Claude Picard, le père d’Aurélie, avait servi en Algérie comme gendarme. Sîdi Ammar aurait vécu de 1826 à 1896 et, compte tenu de son opposition à la colonisation, il fut assigné à résidence surveillée à Bordeaux par l’occupant français d’alors. Il assuma la réalité du califat de 1870 à 1896. Lui ont succédé :
· Sîdi Bachîr Tidjâni de 1896 à 1910
· Sîdi Allal Tidjâni de 1910 à 1919
· Sîdi Mouhammad el Kabîr Tidjâni de 1919 à 1931
· Sîdi Mahmoûd Tidjâni de 1931 à 1934
· Sîdi Tâyib Tidjâni de 1934 à 1973
· Sîdi Ali Tidjâni de 1973 à 1990
· Sîdi Abd el Jabbâr Tidjâni de 1990 à 2005
· Sîdi Hâjj Mouhammad Tidjâni de 2006 à 2010
· Sîdi Ali alias Bel Arbi Tidjâni depuis le 04 octobre 2010
C’est vers 1828 que, devant la tombe du Prophète Mouhammad (sas), Sîdi Mouhammad al-Ghâli rencontra Cheikh Omar al-Foûtiyou Tâl, futur auteur d’ar-Rimah ou le «livre des lances ». Lances acérées encerclant Djawahiroul Mâni qu’elles protègent des stratagèmes de Satan et de ses suppôts humains. Al-Ghâli conféra à El-Hâdj Omar le titre de calife de la Tidjâniyya en Afrique noire.

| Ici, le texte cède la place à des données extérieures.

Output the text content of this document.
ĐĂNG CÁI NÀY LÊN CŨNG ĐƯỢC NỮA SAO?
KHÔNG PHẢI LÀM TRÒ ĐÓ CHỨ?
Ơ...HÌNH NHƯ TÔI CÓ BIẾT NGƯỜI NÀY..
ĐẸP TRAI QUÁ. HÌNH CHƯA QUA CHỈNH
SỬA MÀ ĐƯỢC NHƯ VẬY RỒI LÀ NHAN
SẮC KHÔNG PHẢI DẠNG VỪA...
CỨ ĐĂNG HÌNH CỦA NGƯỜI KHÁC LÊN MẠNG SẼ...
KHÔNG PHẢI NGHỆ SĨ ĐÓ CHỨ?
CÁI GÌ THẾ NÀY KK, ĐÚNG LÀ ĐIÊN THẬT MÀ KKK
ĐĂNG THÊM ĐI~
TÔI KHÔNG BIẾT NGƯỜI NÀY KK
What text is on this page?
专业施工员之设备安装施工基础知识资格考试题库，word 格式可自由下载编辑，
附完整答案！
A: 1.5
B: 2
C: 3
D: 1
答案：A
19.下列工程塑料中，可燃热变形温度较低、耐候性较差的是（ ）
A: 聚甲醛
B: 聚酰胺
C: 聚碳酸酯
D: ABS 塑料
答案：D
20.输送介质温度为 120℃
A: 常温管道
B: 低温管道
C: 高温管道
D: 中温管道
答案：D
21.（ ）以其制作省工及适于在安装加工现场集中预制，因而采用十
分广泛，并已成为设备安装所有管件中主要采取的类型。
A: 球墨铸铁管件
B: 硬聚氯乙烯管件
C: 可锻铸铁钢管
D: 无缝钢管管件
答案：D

Toutefois, il convient de rappeler que Cheikh Omar a été initié à cette confrérie par Seydî Abdoul Karîm Ahmad DIALLO, lui-même disciple de Cheikh Mawlûd FÂL. L’évènement s’est produit dans les parages de Podor, entre 1815 et 1820, en tout cas avant que Cheikh Omar n’ait entrepris son célèbre pèlerinage à La Mecque et son très bénéfique séjour à Madînat-munawwara.
L’œuvre de Mawlânâ Cheikh Ahmad at-Tidjâni est immense. Elle s’inscrit harmonieusement dans un cadre plus large fondé sur les enseignements du Prophète Mouhammad (sas), lesquels enseignements sont issus de la religion pure (hanif) d’Abrâham.
Les conditions ou principes qui sous-tendent la Târîqâ Tidjâne sont, comme précisé plus haut, en parfaite adéquation avec la Sounnah ou tradition mouhammadienne.